In Q3 CY2025, Aramark (NYSE:ARMK) saw a 14.3% year-on-year increase in sales to $5.05 billion, missing Wall Street’s revenue expectations. The company’s full-year revenue outlook of $19.75 billion is close to analysts’ estimates. However, its GAAP profit of $0.33 per share was 44.7% lower than expected. Aramark’s adjusted EBITDA was $378.9 million, below analyst estimates of $426.1 million. The company’s operating margin remained at 4.3%, and its free cash flow margin was 20.8%. CEO John Zillmer highlighted strong growth in fiscal 2025. Aramark provides food services and facilities management globally.

Aramark’s revenue growth has been steady, with $18.51 billion in revenue over the past 12 months. The company has shown a 7.6% compounded annual growth rate in sales over the last five years. However, recent performance has seen a slowdown in demand, with revenue flat over the last two years. Looking ahead, analysts expect a 6.3% revenue growth over the next 12 months, indicating potential improvement. Aramark’s adjusted operating margin was 5.7% in the recent quarter, showing stable cost structure. The company’s EPS declined to $0.33 in Q3 CY2025, missing estimates but with expected growth in the next 12 months.
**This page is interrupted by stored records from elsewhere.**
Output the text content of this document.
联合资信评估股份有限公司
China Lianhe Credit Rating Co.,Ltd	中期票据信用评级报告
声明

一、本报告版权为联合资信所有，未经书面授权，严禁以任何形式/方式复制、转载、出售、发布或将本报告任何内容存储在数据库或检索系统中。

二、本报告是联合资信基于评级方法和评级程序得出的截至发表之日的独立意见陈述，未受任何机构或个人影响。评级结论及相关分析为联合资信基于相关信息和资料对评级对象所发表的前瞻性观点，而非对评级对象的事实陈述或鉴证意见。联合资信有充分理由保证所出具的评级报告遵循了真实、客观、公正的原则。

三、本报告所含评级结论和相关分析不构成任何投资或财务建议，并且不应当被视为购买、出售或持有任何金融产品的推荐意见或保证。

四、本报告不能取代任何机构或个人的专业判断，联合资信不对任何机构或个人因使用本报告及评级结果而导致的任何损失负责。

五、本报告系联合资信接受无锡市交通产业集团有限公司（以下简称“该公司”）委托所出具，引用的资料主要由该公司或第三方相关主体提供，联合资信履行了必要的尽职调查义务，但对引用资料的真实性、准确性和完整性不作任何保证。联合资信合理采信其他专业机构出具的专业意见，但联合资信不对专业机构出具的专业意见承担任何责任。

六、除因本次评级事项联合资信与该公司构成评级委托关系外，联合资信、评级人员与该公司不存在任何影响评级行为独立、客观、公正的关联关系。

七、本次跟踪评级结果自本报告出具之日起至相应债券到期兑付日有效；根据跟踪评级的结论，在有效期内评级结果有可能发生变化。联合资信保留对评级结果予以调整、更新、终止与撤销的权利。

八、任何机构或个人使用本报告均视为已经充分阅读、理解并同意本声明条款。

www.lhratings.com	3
Overall, Aramark’s Q3 results showed a mix of hits and misses, with revenue growth, adjusted operating margin, and EPS performance under scrutiny. The stock price remained flat post-results. Investors looking to capitalize on potential opportunities in Aramark should consider a comprehensive evaluation of valuation, business qualities, and latest earnings reports before making investment decisions.